## Wednesday, May 16, 2018

### Indicator constraints

In [1] a question is posed about how to implement the implication:$x+y\le 5 \Rightarrow \delta = 1$ Here $$\delta \in \{0,1\}$$ is a binary variable. Indicator constraints are of the form:$\delta = 0 \Rightarrow \text{constraint}$ or $\delta = 1 \Rightarrow \text{constraint}$ The binary variable $$\delta$$ is sometimes called an indicator variable.

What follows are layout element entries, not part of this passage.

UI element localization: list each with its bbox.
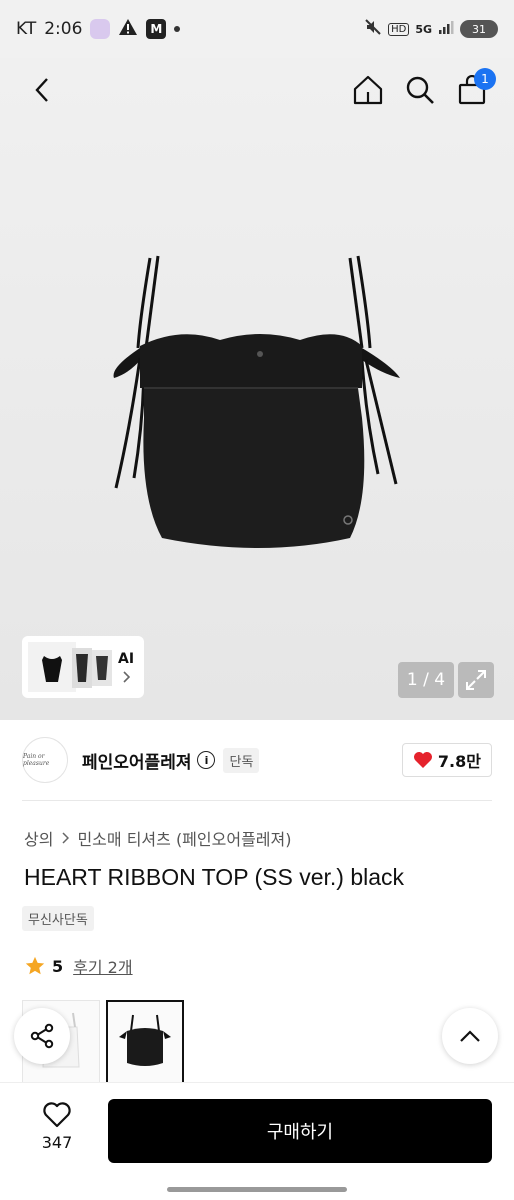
- cart-count-badge: 1: [474, 68, 496, 90]
- star-icon: [25, 956, 45, 975]
- mute-icon: [364, 18, 382, 41]
- more-dot-icon: [174, 26, 181, 32]
- rating-value: 5: [52, 956, 64, 976]
- ai-label: AI: [118, 651, 135, 667]
- wishlist-count: 347: [41, 1133, 73, 1152]
- info-icon[interactable]: i: [197, 751, 216, 769]
- product-image: [113, 255, 400, 548]
- brand-name[interactable]: 페인오어플레져: [82, 748, 191, 773]
- brand-row: Pain or pleasure 페인오어플레져 i 단독 7.8만: [22, 736, 492, 784]
- signal-5g-label: 5G: [415, 22, 432, 36]
- expand-button[interactable]: [458, 662, 494, 698]
- image-counter: 1 / 4: [398, 662, 454, 698]
- home-icon: [353, 75, 383, 105]
- option-thumb-black[interactable]: [106, 1000, 184, 1084]
- expand-icon: [466, 670, 486, 690]
- chevron-left-icon: [35, 78, 48, 102]
- home-button[interactable]: [348, 70, 388, 110]
- warning-icon: [118, 18, 138, 41]
- ai-fitting-thumbnails[interactable]: AI: [22, 636, 144, 698]
- share-icon: [30, 1023, 54, 1049]
- battery-icon: 31: [460, 20, 498, 38]
- share-button[interactable]: [14, 1008, 70, 1064]
- divider: [22, 800, 492, 801]
- breadcrumb-category[interactable]: 상의: [24, 826, 53, 850]
- review-link[interactable]: 후기 2개: [73, 954, 132, 978]
- thumbnail-stack: [28, 642, 114, 692]
- m-badge-icon: M: [146, 19, 167, 39]
- brand-logo-text: Pain or pleasure: [23, 753, 50, 767]
- product-title: HEART RIBBON TOP (SS ver.) black: [24, 864, 405, 890]
- heart-outline-icon: [43, 1102, 71, 1128]
- cart-button[interactable]: 1: [452, 68, 496, 110]
- heart-filled-icon: [413, 752, 432, 768]
- back-button[interactable]: [24, 72, 60, 108]
- brand-like-count: 7.8만: [437, 752, 481, 771]
- scroll-top-button[interactable]: [442, 1008, 498, 1064]
- musinsa-exclusive-tag: 무신사단독: [22, 906, 94, 931]
- wishlist-button[interactable]: 347: [22, 1101, 92, 1152]
- buy-button[interactable]: 구매하기: [108, 1099, 492, 1163]
- brand-logo[interactable]: Pain or pleasure: [22, 737, 68, 783]
- chevron-right-icon: [62, 832, 70, 844]
- rating-row: 5 후기 2개: [24, 954, 133, 978]
- hd-icon: HD: [388, 22, 410, 36]
- chevron-up-icon: [460, 1030, 480, 1042]
- breadcrumb: 상의 민소매 티셔츠 (페인오어플레져): [24, 826, 291, 850]
- home-indicator[interactable]: [167, 1187, 347, 1192]
- carrier-label: KT: [16, 19, 37, 39]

From propositional logic we have: \begin{align} & A \Rightarrow B \\ & \Leftrightarrow \\ & \neg B \Rightarrow \neg A\end{align} This is called transposition [2].

From this, we can formulate:$\delta = 0 \Rightarrow x+y\gt 5$ If $$x$$ or $$y$$ is a continuous variable we can choose to write $\delta = 0 \Rightarrow x+y\ge 5.001$ or just $\delta = 0 \Rightarrow x+y\ge 5$ In the latter case we keep things ambiguous for $$x+y=5$$ which is in practice often a good choice.

If  $$x$$ and $$y$$ are integers, we can do: $\delta = 0 \Rightarrow x+y\ge 6$

This trick is quite useful to know when dealing with indicator constraints.